Which – Spring is coming – it’s going to be miserable here. We had hoped to be moving into a purchased home by now. Well I had. Greg – he is down for whatever, but I just don’t even know how we are going to make anything possible – but there’s a part of me that knows this is just a bump that will take me to something greater. I don’t know if it’s the guided imagery videos or what – but there is a huge part of me that feels like soon, I will be doing what I love to make money (baking and music), we will be living in a purchased property that has land for my furry kids, soil to touch, earth to explore, peace in my soul, life finally slowing down enough to enjoy it, to enjoy creating, building, things I have a serious desire and passion to do, and be able to not only provide, but to even prosper, but how? I have the basics. I have the brains. Now just the client base.
I really wanna open my own bakery, a place where my daughter can work, and Greg. A place where we can create, live, and love life. For now, I’ll keep pushing my sweet treats locally in hopes to manage bills enough to not burden Greg too much. Even though, he considers none of this a burden. For him, he sees the pain, he sees the healing, he sees the soul ripping apart while the band-aids lift so I can finally stitch up all the wounds of my past, so my past will not continue to bleed into my future. Things deeply buried that have been rising one track at a time, never seen by myself, subconscious lyrics that meant so much more than I had even imagined…
My subconscious was giving me a warning message through my music – and for me – I was just writing music – yes it meant something – something deep – but looking back – it’s so much deeper.
I can remember looking over to Greg, he does too, the minute after we published “That’s Some Shady Shit” I looked over to him and said “I dug a little too deep with that one” The odd thing is – the song is fun – like I was easing myself into the realization about something so deeply rooted about to be unsurfaced.
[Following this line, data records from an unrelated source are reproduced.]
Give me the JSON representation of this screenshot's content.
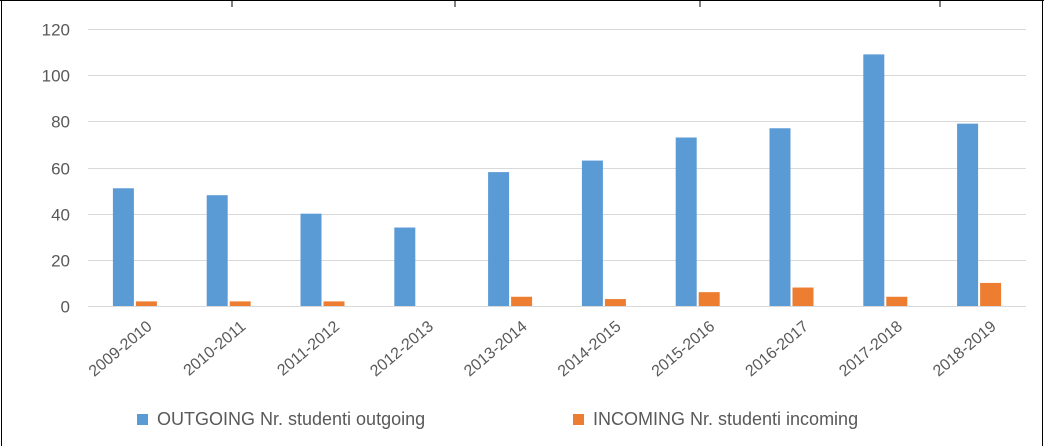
{
  "chart_data": {
    "type": "bar",
    "title": "",
    "xlabel": "",
    "ylabel": "",
    "ylim": [
      0,
      120
    ],
    "yticks": [
      0,
      20,
      40,
      60,
      80,
      100,
      120
    ],
    "grid": true,
    "legend_position": "bottom",
    "categories": [
      "2009-2010",
      "2010-2011",
      "2011-2012",
      "2012-2013",
      "2013-2014",
      "2014-2015",
      "2015-2016",
      "2016-2017",
      "2017-2018",
      "2018-2019"
    ],
    "series": [
      {
        "name": "OUTGOING Nr. studenti outgoing",
        "color": "#5b9bd5",
        "values": [
          51,
          48,
          40,
          34,
          58,
          63,
          73,
          77,
          109,
          79
        ]
      },
      {
        "name": "INCOMING Nr. studenti incoming",
        "color": "#ed7d31",
        "values": [
          2,
          2,
          2,
          0,
          4,
          3,
          6,
          8,
          4,
          10
        ]
      }
    ]
  }
}
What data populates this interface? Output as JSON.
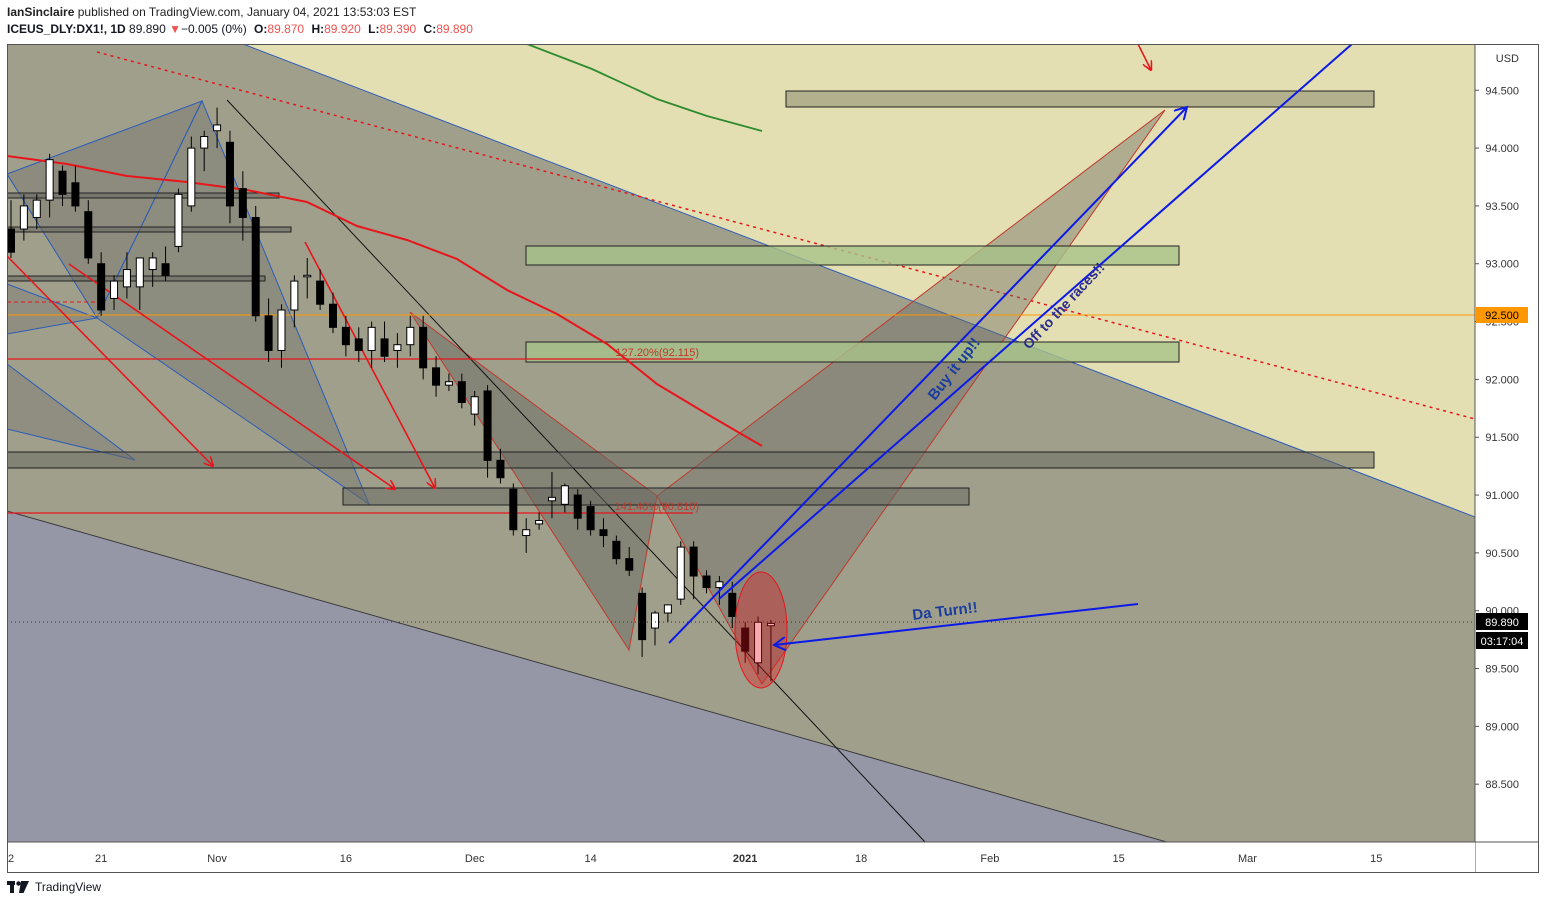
{
  "header": {
    "author": "IanSinclaire",
    "published_text": "published on TradingView.com, January 04, 2021 13:53:03 EST",
    "symbol": "ICEUS_DLY:DX1!, 1D",
    "last": "89.890",
    "change_arrow": "▼",
    "change": "−0.005 (0%)",
    "open_label": "O:",
    "open": "89.870",
    "high_label": "H:",
    "high": "89.920",
    "low_label": "L:",
    "low": "89.390",
    "close_label": "C:",
    "close": "89.890"
  },
  "footer": {
    "brand": "TradingView",
    "logo_icon": "tradingview-logo-icon"
  },
  "colors": {
    "up_candle": "#ffffff",
    "down_candle": "#000000",
    "price_badge": "#000000",
    "orange_line": "#ff9800",
    "red": "#e8151b",
    "blue": "#0c1ae8",
    "green_ma": "#2e8b2e"
  },
  "annotations": {
    "fib_1272": "127.20%(92.115)",
    "fib_1414": "141.40%(90.810)",
    "buy": "Buy it up!!",
    "races": "Off to the races!!",
    "turn": "Da Turn!!"
  },
  "chart_data": {
    "type": "candlestick",
    "currency": "USD",
    "ylim": [
      88.0,
      94.9
    ],
    "yticks": [
      88.5,
      89.0,
      89.5,
      90.0,
      90.5,
      91.0,
      91.5,
      92.0,
      92.5,
      93.0,
      93.5,
      94.0,
      94.5
    ],
    "ytick_labels": [
      "88.500",
      "89.000",
      "89.500",
      "90.000",
      "90.500",
      "91.000",
      "91.500",
      "92.000",
      "92.500",
      "93.000",
      "93.500",
      "94.000",
      "94.500"
    ],
    "xtick_labels": [
      "2",
      "21",
      "Nov",
      "16",
      "Dec",
      "14",
      "2021",
      "18",
      "Feb",
      "15",
      "Mar",
      "15"
    ],
    "xtick_days": [
      0,
      7,
      16,
      26,
      36,
      45,
      57,
      66,
      76,
      86,
      96,
      106
    ],
    "price_label": "89.890",
    "countdown": "03:17:04",
    "level_label": "92.500",
    "candles": [
      {
        "d": 0,
        "o": 93.3,
        "h": 93.55,
        "l": 93.05,
        "c": 93.1
      },
      {
        "d": 1,
        "o": 93.3,
        "h": 93.6,
        "l": 93.2,
        "c": 93.5
      },
      {
        "d": 2,
        "o": 93.4,
        "h": 93.6,
        "l": 93.3,
        "c": 93.55
      },
      {
        "d": 3,
        "o": 93.55,
        "h": 93.95,
        "l": 93.4,
        "c": 93.9
      },
      {
        "d": 4,
        "o": 93.8,
        "h": 93.85,
        "l": 93.5,
        "c": 93.6
      },
      {
        "d": 5,
        "o": 93.7,
        "h": 93.85,
        "l": 93.45,
        "c": 93.5
      },
      {
        "d": 6,
        "o": 93.45,
        "h": 93.55,
        "l": 93.0,
        "c": 93.05
      },
      {
        "d": 7,
        "o": 93.0,
        "h": 93.1,
        "l": 92.55,
        "c": 92.6
      },
      {
        "d": 8,
        "o": 92.7,
        "h": 92.9,
        "l": 92.6,
        "c": 92.85
      },
      {
        "d": 9,
        "o": 92.8,
        "h": 93.1,
        "l": 92.7,
        "c": 92.95
      },
      {
        "d": 10,
        "o": 92.8,
        "h": 93.05,
        "l": 92.6,
        "c": 93.05
      },
      {
        "d": 11,
        "o": 92.95,
        "h": 93.1,
        "l": 92.8,
        "c": 93.05
      },
      {
        "d": 12,
        "o": 93.0,
        "h": 93.15,
        "l": 92.85,
        "c": 92.9
      },
      {
        "d": 13,
        "o": 93.15,
        "h": 93.65,
        "l": 93.1,
        "c": 93.6
      },
      {
        "d": 14,
        "o": 93.5,
        "h": 94.1,
        "l": 93.45,
        "c": 94.0
      },
      {
        "d": 15,
        "o": 94.0,
        "h": 94.15,
        "l": 93.8,
        "c": 94.1
      },
      {
        "d": 16,
        "o": 94.15,
        "h": 94.35,
        "l": 94.0,
        "c": 94.2
      },
      {
        "d": 17,
        "o": 94.05,
        "h": 94.15,
        "l": 93.35,
        "c": 93.5
      },
      {
        "d": 18,
        "o": 93.65,
        "h": 93.8,
        "l": 93.2,
        "c": 93.4
      },
      {
        "d": 19,
        "o": 93.4,
        "h": 93.5,
        "l": 92.5,
        "c": 92.55
      },
      {
        "d": 20,
        "o": 92.55,
        "h": 92.7,
        "l": 92.15,
        "c": 92.25
      },
      {
        "d": 21,
        "o": 92.25,
        "h": 92.65,
        "l": 92.1,
        "c": 92.6
      },
      {
        "d": 22,
        "o": 92.6,
        "h": 92.9,
        "l": 92.45,
        "c": 92.85
      },
      {
        "d": 23,
        "o": 92.9,
        "h": 93.05,
        "l": 92.7,
        "c": 92.9
      },
      {
        "d": 24,
        "o": 92.85,
        "h": 92.95,
        "l": 92.6,
        "c": 92.65
      },
      {
        "d": 25,
        "o": 92.65,
        "h": 92.75,
        "l": 92.4,
        "c": 92.45
      },
      {
        "d": 26,
        "o": 92.45,
        "h": 92.55,
        "l": 92.2,
        "c": 92.3
      },
      {
        "d": 27,
        "o": 92.35,
        "h": 92.45,
        "l": 92.15,
        "c": 92.25
      },
      {
        "d": 28,
        "o": 92.25,
        "h": 92.5,
        "l": 92.1,
        "c": 92.45
      },
      {
        "d": 29,
        "o": 92.35,
        "h": 92.5,
        "l": 92.15,
        "c": 92.2
      },
      {
        "d": 30,
        "o": 92.25,
        "h": 92.4,
        "l": 92.1,
        "c": 92.3
      },
      {
        "d": 31,
        "o": 92.3,
        "h": 92.55,
        "l": 92.2,
        "c": 92.45
      },
      {
        "d": 32,
        "o": 92.45,
        "h": 92.55,
        "l": 92.0,
        "c": 92.1
      },
      {
        "d": 33,
        "o": 92.1,
        "h": 92.2,
        "l": 91.85,
        "c": 91.95
      },
      {
        "d": 34,
        "o": 91.95,
        "h": 92.05,
        "l": 91.9,
        "c": 91.98
      },
      {
        "d": 35,
        "o": 91.98,
        "h": 92.05,
        "l": 91.75,
        "c": 91.8
      },
      {
        "d": 36,
        "o": 91.7,
        "h": 91.9,
        "l": 91.6,
        "c": 91.85
      },
      {
        "d": 37,
        "o": 91.9,
        "h": 91.95,
        "l": 91.15,
        "c": 91.3
      },
      {
        "d": 38,
        "o": 91.3,
        "h": 91.4,
        "l": 91.1,
        "c": 91.15
      },
      {
        "d": 39,
        "o": 91.05,
        "h": 91.1,
        "l": 90.65,
        "c": 90.7
      },
      {
        "d": 40,
        "o": 90.65,
        "h": 90.8,
        "l": 90.5,
        "c": 90.7
      },
      {
        "d": 41,
        "o": 90.75,
        "h": 90.85,
        "l": 90.7,
        "c": 90.78
      },
      {
        "d": 42,
        "o": 90.95,
        "h": 91.2,
        "l": 90.8,
        "c": 90.98
      },
      {
        "d": 43,
        "o": 90.92,
        "h": 91.1,
        "l": 90.85,
        "c": 91.08
      },
      {
        "d": 44,
        "o": 91.0,
        "h": 91.05,
        "l": 90.7,
        "c": 90.8
      },
      {
        "d": 45,
        "o": 90.9,
        "h": 90.95,
        "l": 90.65,
        "c": 90.7
      },
      {
        "d": 46,
        "o": 90.7,
        "h": 90.8,
        "l": 90.55,
        "c": 90.65
      },
      {
        "d": 47,
        "o": 90.6,
        "h": 90.65,
        "l": 90.4,
        "c": 90.45
      },
      {
        "d": 48,
        "o": 90.45,
        "h": 90.55,
        "l": 90.3,
        "c": 90.35
      },
      {
        "d": 49,
        "o": 90.15,
        "h": 90.2,
        "l": 89.6,
        "c": 89.75
      },
      {
        "d": 50,
        "o": 89.85,
        "h": 90.0,
        "l": 89.7,
        "c": 89.98
      },
      {
        "d": 51,
        "o": 89.98,
        "h": 90.05,
        "l": 89.9,
        "c": 90.05
      },
      {
        "d": 52,
        "o": 90.1,
        "h": 90.6,
        "l": 90.05,
        "c": 90.55
      },
      {
        "d": 53,
        "o": 90.55,
        "h": 90.6,
        "l": 90.1,
        "c": 90.3
      },
      {
        "d": 54,
        "o": 90.3,
        "h": 90.35,
        "l": 90.15,
        "c": 90.2
      },
      {
        "d": 55,
        "o": 90.2,
        "h": 90.3,
        "l": 90.05,
        "c": 90.25
      },
      {
        "d": 56,
        "o": 90.15,
        "h": 90.25,
        "l": 89.85,
        "c": 89.95
      },
      {
        "d": 57,
        "o": 89.85,
        "h": 89.9,
        "l": 89.55,
        "c": 89.65
      },
      {
        "d": 58,
        "o": 89.55,
        "h": 89.95,
        "l": 89.45,
        "c": 89.9
      },
      {
        "d": 59,
        "o": 89.87,
        "h": 89.92,
        "l": 89.39,
        "c": 89.89
      }
    ]
  }
}
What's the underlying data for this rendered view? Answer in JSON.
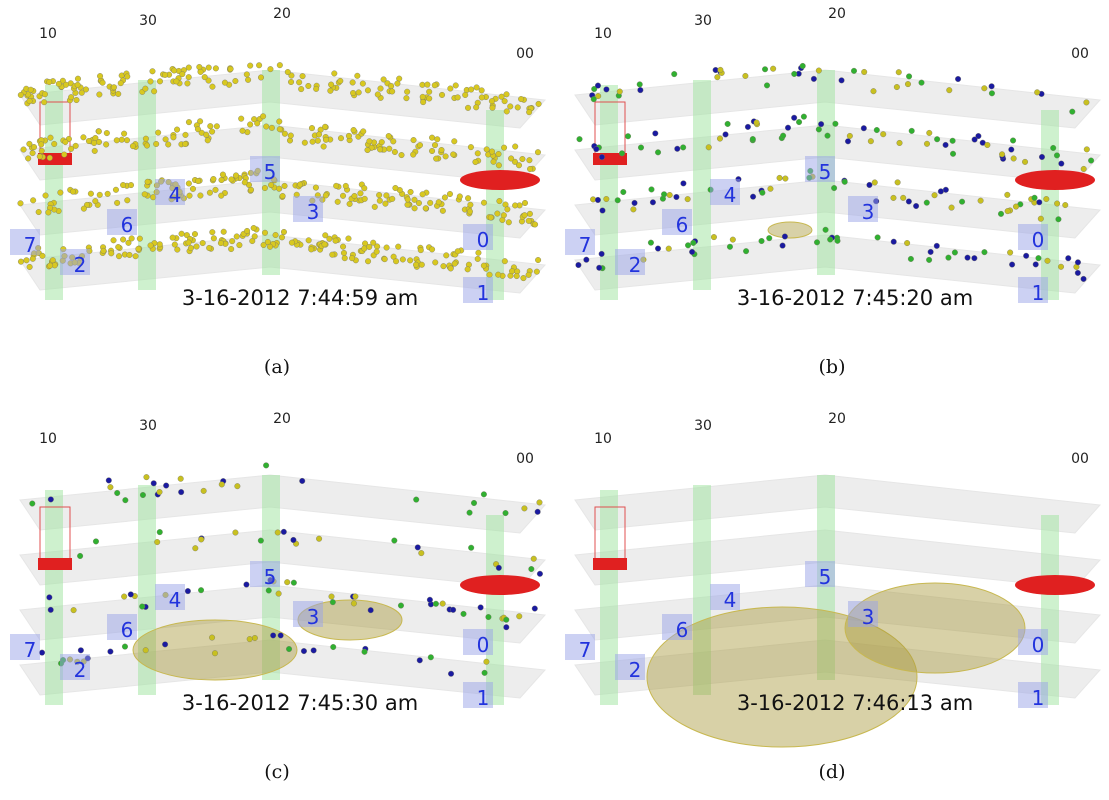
{
  "panels": [
    {
      "corner_labels": [
        "10",
        "30",
        "20",
        "00"
      ],
      "room_labels": [
        "7",
        "2",
        "6",
        "4",
        "5",
        "3",
        "0",
        "1"
      ],
      "timestamp": "3-16-2012 7:44:59 am",
      "caption": "(a)"
    },
    {
      "corner_labels": [
        "10",
        "30",
        "20",
        "00"
      ],
      "room_labels": [
        "7",
        "2",
        "6",
        "4",
        "5",
        "3",
        "0",
        "1"
      ],
      "timestamp": "3-16-2012 7:45:20 am",
      "caption": "(b)"
    },
    {
      "corner_labels": [
        "10",
        "30",
        "20",
        "00"
      ],
      "room_labels": [
        "7",
        "2",
        "6",
        "4",
        "5",
        "3",
        "0",
        "1"
      ],
      "timestamp": "3-16-2012 7:45:30 am",
      "caption": "(c)"
    },
    {
      "corner_labels": [
        "10",
        "30",
        "20",
        "00"
      ],
      "room_labels": [
        "7",
        "2",
        "6",
        "4",
        "5",
        "3",
        "0",
        "1"
      ],
      "timestamp": "3-16-2012 7:46:13 am",
      "caption": "(d)"
    }
  ]
}
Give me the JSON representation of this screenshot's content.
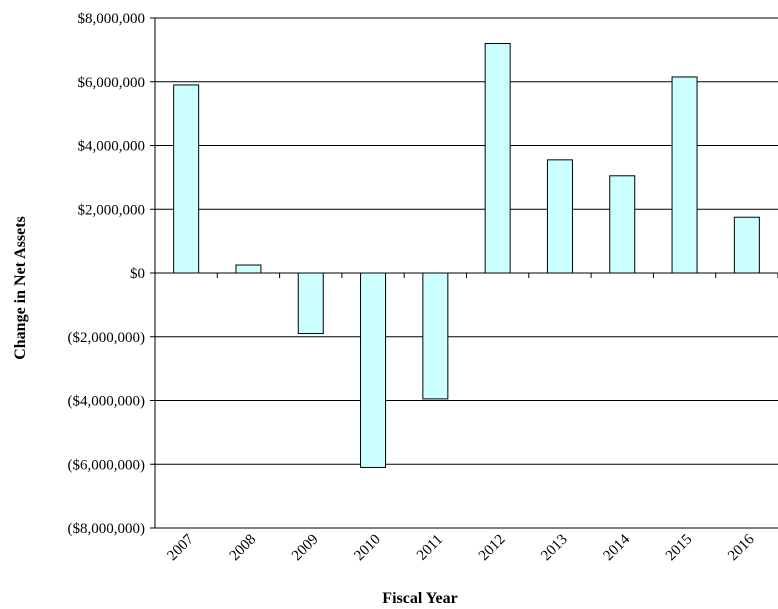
{
  "chart_data": {
    "type": "bar",
    "xlabel": "Fiscal Year",
    "ylabel": "Change in Net Assets",
    "ylim": [
      -8000000,
      8000000
    ],
    "grid": true,
    "bar_color": "#ccffff",
    "y_ticks": [
      8000000,
      6000000,
      4000000,
      2000000,
      0,
      -2000000,
      -4000000,
      -6000000,
      -8000000
    ],
    "y_tick_labels": [
      "$8,000,000",
      "$6,000,000",
      "$4,000,000",
      "$2,000,000",
      "$0",
      "($2,000,000)",
      "($4,000,000)",
      "($6,000,000)",
      "($8,000,000)"
    ],
    "categories": [
      "2007",
      "2008",
      "2009",
      "2010",
      "2011",
      "2012",
      "2013",
      "2014",
      "2015",
      "2016"
    ],
    "values": [
      5900000,
      250000,
      -1900000,
      -6100000,
      -3950000,
      7200000,
      3550000,
      3050000,
      6150000,
      1750000
    ]
  }
}
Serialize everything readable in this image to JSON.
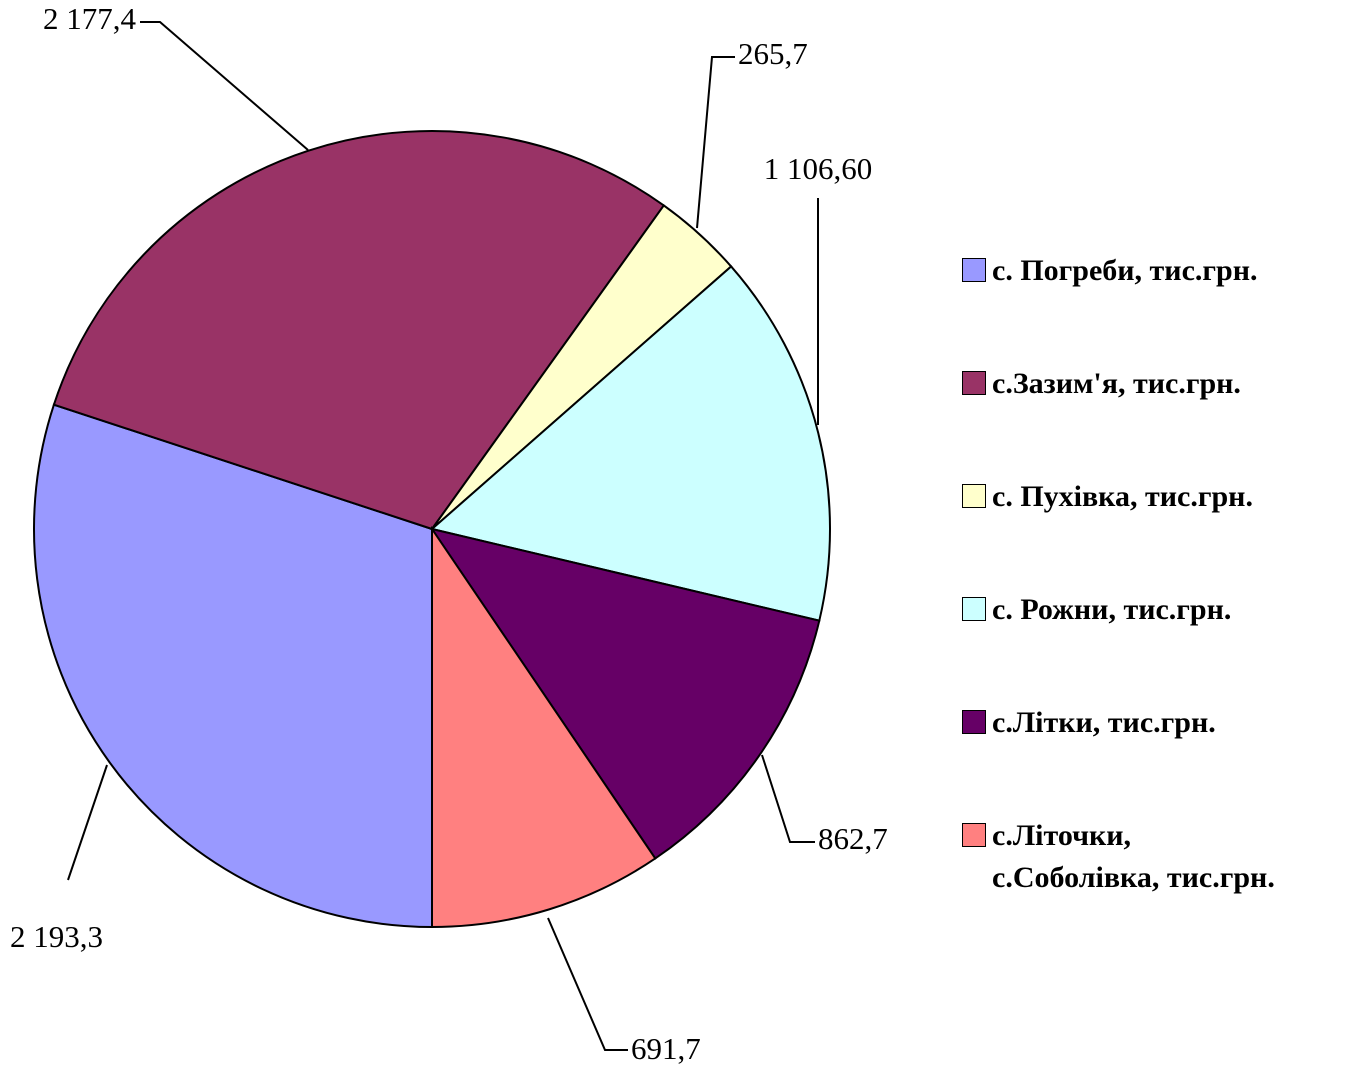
{
  "chart_data": {
    "type": "pie",
    "categories": [
      "с. Погреби, тис.грн.",
      "с.Зазим'я, тис.грн.",
      "с. Пухівка, тис.грн.",
      "с. Рожни, тис.грн.",
      "с.Літки, тис.грн.",
      "с.Літочки,\nс.Соболівка, тис.грн."
    ],
    "values": [
      2193.3,
      2177.4,
      265.7,
      1106.6,
      862.7,
      691.7
    ],
    "value_labels": [
      "2 193,3",
      "2 177,4",
      "265,7",
      "1 106,60",
      "862,7",
      "691,7"
    ],
    "colors": [
      "#9999ff",
      "#993366",
      "#ffffcc",
      "#ccffff",
      "#660066",
      "#ff8080"
    ],
    "legend": "right"
  }
}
The last verse had given me chills, but the excitement over the song – still there. To this day. The track won first place in #September #heroes #contest My dedication track to Eminem. More so hip-hop in general. The one thing I had alone because no one in my family listened to it, plus I connected with some of the evol shit on a different level. The trailer hood lifestyle ain’t no joke – and ain’t for the weak. The shit going on in my head really wasn’t about love or broke down trucks – although I love country music – only a few songs hold any place in my soul. (They almost all Reba…)
Your lyrics – those were lit
Funny thing was,
I had notebooks of my own
Just 15 and already feeling grown.
A few painful seeds already sewn
Wanting to wander off and listen to you alone.
Never feeling right in the light,
never sleeping at night
Putting up that good fight
Receiving that knife
It’s okay, I’ll be alright
Em will hold me tight
I put it down in graphite
Send it through Satellite
Take it however you want to, cause right now I’m trying to unfold it all. But my notebooks, they have always been the key to my emotions, my thoughts. Often not even realizing what I am saying fully – just watching the pen glide across the paper – or the words typing across the screen – it all just flows….
The lyrics, I know what they mean. At the time, maybe not so much, but now, yea…
The next song that came after that kind of has me a little nerves, but you can also see that I was teetering with my emotions heavily at the time – even if I didn’t realize it at the time. The beat itself was called “Matter Undermined” – just seemed almost too perfect right. The lyrics deep.. The song intense looking back.
I was trying to give myself a warning that something was coming. Something very emotional, very deep. I may have not listened, but I am now. I have no choice to. The moment to deal with this is now. Where it’s the ideal time or not, is there ever? My mental illness is here, and needs attention, and I need to take to time to let it get better.
I have no choice to. If I continue to inject myself into these situations where I am uncomfortable or negatively influencing my outlook, I will honestly loose my shit.
I keep reminding myself “I am not stuck” but dam – why does it have to be so hard?
Hard or not though, I will overcome this battle much like all the others…
For now, my dreams will become my reality, one beautiful cupcake at a time.